Ao olhar novamente para minha mãe, vi que sua mão estava estendida em minha direção enquanto ela dizia algo que eu não entendi. Sua palma brilhava com uma luz suave.
— Vani! Você está bem?! — Ela correu até mim e me pegou. Quando encontrou meu olhar, sua expressão aliviou-se e então acariciou minha cabeça. — Ah, está tudo bem, viu?
O que diabos teria acabado de acontecer!?
Minha mente começou a rodopiar de confusão, e vários termos começaram a flutuar nela: carroças, trapos, instrumentos...
Sério — o que acabou de acontecer?
Meu pai, ao ouvir o grito da minha mãe, correu para a traseira da carroça com o rosto suado, provavelmente de tanto alisar o instrumento.
— O que aconteceu? — perguntou ele.
— Querido, você precisa prestar mais atenção — disse minha mãe, repreendendo-o. — Vani conseguiu sair da carroça. Ele poderia ter se machucado gravemente.
Meu pai parecia mais calmo do que eu esperava.
— Ei, garotos são assim. E o nosso pequeno tem muita energia.
Essas discussões leves eram comuns entre eles. Mas desta vez, minha mãe não cederia facilmente, provavelmente por causa do susto que teve ao me ver cair.
— Querido, ele ainda não tem nem um ano. Mostrar um pingo de preocupação te mataria?
— Como eu disse: cair, tropeçar e se machucar faz parte do crescimento das crianças.
— Eu só estou preocupada com o caso de ele se machucar tanto que eu não consiga fazer nada.
— Ele vai ficar bem — disse meu pai com confiança.
Minha mãe me apertou com mais força, seu rosto ficando vermelho de preocupação.
— Você estava preocupada desde o começo por ele nunca chorar. Se ele é desse jeito, então vai ficar tudo bem — falou meu pai, inclinando-se para beijar minha mãe.

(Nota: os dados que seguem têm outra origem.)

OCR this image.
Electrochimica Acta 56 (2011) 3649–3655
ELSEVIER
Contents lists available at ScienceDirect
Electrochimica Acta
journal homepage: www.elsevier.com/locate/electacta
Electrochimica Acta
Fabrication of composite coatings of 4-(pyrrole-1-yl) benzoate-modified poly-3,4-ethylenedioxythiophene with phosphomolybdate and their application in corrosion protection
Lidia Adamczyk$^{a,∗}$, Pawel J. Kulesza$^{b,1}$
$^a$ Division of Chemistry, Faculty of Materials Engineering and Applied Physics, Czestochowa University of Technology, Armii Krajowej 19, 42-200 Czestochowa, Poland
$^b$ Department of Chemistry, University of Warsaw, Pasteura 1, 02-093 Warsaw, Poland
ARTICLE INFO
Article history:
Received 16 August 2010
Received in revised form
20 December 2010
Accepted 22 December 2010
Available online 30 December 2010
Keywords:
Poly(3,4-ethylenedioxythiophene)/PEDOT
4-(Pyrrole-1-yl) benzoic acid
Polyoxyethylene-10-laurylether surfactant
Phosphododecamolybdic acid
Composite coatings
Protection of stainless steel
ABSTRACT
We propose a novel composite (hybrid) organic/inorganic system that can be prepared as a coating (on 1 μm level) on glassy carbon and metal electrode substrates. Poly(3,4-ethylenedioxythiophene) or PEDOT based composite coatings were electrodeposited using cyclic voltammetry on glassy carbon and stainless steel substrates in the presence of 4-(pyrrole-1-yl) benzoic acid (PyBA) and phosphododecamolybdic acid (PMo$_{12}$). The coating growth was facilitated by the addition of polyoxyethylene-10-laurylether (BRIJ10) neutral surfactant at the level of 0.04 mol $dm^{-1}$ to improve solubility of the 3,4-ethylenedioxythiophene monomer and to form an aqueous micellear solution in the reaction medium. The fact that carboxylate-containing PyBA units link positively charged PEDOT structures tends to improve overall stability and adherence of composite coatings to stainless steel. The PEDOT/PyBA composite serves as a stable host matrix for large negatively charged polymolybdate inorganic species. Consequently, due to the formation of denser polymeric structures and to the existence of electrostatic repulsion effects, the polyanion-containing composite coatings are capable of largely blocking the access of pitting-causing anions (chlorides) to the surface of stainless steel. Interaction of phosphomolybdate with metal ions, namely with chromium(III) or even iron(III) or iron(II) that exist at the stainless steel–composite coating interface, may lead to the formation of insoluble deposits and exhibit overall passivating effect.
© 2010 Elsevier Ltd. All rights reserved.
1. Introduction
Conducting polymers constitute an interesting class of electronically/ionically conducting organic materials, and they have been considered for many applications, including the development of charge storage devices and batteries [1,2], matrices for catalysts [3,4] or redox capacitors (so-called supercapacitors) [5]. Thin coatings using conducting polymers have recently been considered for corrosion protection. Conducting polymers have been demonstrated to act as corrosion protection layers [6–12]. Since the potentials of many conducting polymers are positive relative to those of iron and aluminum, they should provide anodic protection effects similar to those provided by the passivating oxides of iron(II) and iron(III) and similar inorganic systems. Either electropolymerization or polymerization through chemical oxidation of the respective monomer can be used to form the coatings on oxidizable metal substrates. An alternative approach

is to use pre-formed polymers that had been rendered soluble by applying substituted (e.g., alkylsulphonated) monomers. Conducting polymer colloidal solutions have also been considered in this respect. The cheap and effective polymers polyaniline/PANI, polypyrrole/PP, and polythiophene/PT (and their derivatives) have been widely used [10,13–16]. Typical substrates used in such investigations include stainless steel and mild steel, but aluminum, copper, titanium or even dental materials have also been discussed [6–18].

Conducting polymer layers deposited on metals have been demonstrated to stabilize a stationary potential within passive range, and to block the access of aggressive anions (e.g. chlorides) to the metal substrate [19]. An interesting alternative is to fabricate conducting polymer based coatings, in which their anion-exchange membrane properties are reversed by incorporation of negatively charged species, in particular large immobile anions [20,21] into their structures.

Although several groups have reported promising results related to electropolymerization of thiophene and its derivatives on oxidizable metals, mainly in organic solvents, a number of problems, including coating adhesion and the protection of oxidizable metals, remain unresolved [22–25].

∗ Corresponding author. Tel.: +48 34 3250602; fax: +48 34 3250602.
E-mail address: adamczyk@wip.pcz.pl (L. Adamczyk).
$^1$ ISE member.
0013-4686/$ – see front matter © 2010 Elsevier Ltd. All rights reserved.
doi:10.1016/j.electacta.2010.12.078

"Certo, vocês dois aí. Vão para a carroça, tá bom?"
Depois disso, meus pais me levaram para dentro, me colocaram entre as peles, e deitaram-se do meu lado, possivelmente pensando em me dar um irmãozinho ou irmãzinha. Eu podia afirmar isso, já que ouvi rangidos e gemidos enquanto tentava descansar. Eu, que morri virgem em minha vida passada, percebi naquele momento que haviam muitas coisas além da internet.
E também... havia magia?
Depois de tudo isso, passei a prestar mais atenção às conversas entre meus pais. Com o tempo, notei que eles mencionavam diversas palavras que não me eram familiares. A maioria parecia ser nomes de países, regiões e territórios; todos soavam estranhos e exóticos, diferentes de qualquer coisa que eu já havia ouvido.
A essa altura, uma única conclusão se apresentava clara e inescapável: eu não estava mais na Terra. Este era um mundo completamente diferente.
Um mundo de espadas e magia.
E então, uma ideia surgiu em minha mente: se eu vivia neste novo mundo, talvez pudesse fazer todas essas coisas extraordinárias. Afinal, este era um lugar de pura fantasia, onde as regras da minha antiga vida não se aplicavam.
Eu poderia viver como uma pessoa normal, mas num cenário onde o impossível era cotidiano. Onde, ao tropeçar, poderia me levantar, sacudir a poeira e seguir em frente.
Meu antigo eu morreu cheio de arrependimentos, frustrado por sua impotência e pela falta de realizações. Mas agora, armado com o conhecimento e a experiência da minha vida passada, eu tinha uma nova chance.
Finalmente, eu poderia viver plenamente.